Could Detroit Host Another Super Bowl?

facebooktwitterreddit

Photo Credit: Raj Mehta-USA TODAY Sports

Prior to Super Bowl XLVII I was thinking back to the week leading up to Super Bowl XL and hoped that the Super Bowl would one day return to Detroit. The Motor City will never be in the league’s preferred rotation of New Orleans, South Florida and Arizona, but it would be nice to know that hosting Super Bowl XL was more than a token gesture to help get Ford Field built.

Maybe it is naive to believe, or even hope, that Detroit has a chance to host a future Super Bowl without the allure of a new stadium. After all, the NFL employs two powerful tactics when trying to get public money to finance stadium construction or major renovation projects: the threat of relocation and the Super Bowl.

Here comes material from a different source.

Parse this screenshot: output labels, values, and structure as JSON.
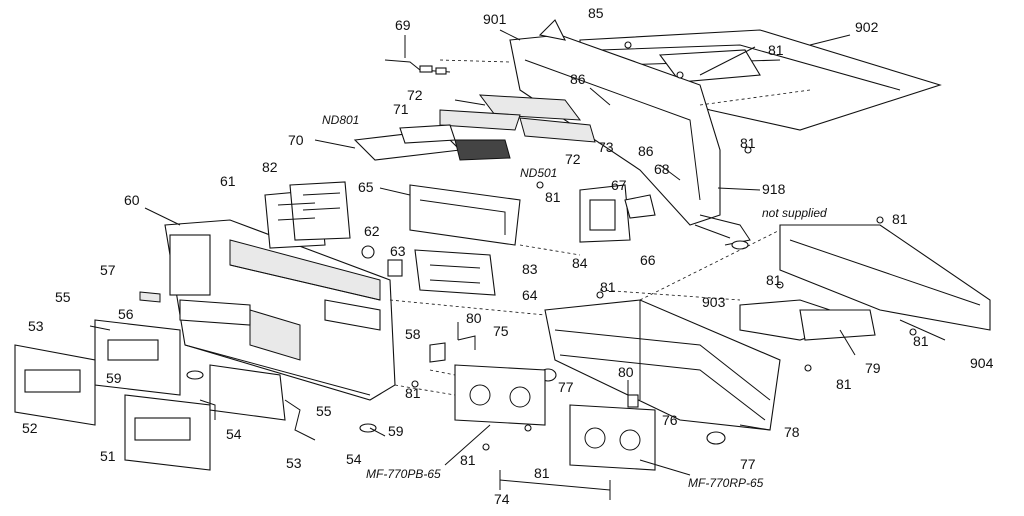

Future Super Bowls will be spread between cities that see sun in early February and those that undertake large stadium projects. That seems to leave Detroit out in the cold.

The possibility of Detroit hosting another Super Bowl was among the topics Tom Lewand commented on yesterday. Here is the meat courtesy of Dave Birkett of the Detroit Free Press:

"I think that that’s something that has really become more of a community effort and a regional effort than it was when we hosted in 2006. Is that something that we would be interested in participating in if the community was interested? Absolutely. But again, there’s a lot of work that would have to be done on that front. There’s a lot of commitments that are out there already for Super Bowls and ones where new stadiums are coming online, where those communities are going to really be interested and I would think the NFL would be interested in treating them much as we were treated back in ’06."

I tend to be an optimistic person but I’m not reading the quote and finding much to grasp on to believe another Super Bowl is coming to Detroit any time soon. Super Bowl hosts have already been awarded through 2016 and Detroit is not being considered for the 2017 and 2018 Super Bowls that will be awarded this spring. If you’re looking for Detroit to make a bid for 2018, consider that the new stadium in Minneapolis would likely be given preference. That being the case, how favorably would the NFL view two Super Bowls in cold weather cities within even a few years of each other? Not very.

Lewand’s comments make it obvious that any future effort to land a Super Bowl will have to be community-driven. Detroit has a lot of issues to worry about attention can be diverted to chasing a Super Bowl.

Is there a chance Detroit hosts a Super Bowl in the next decade? Never say never but to me, it looks like a Lloyd Christmas type chance than something the fine people of Southeast Michigan should start anticipating.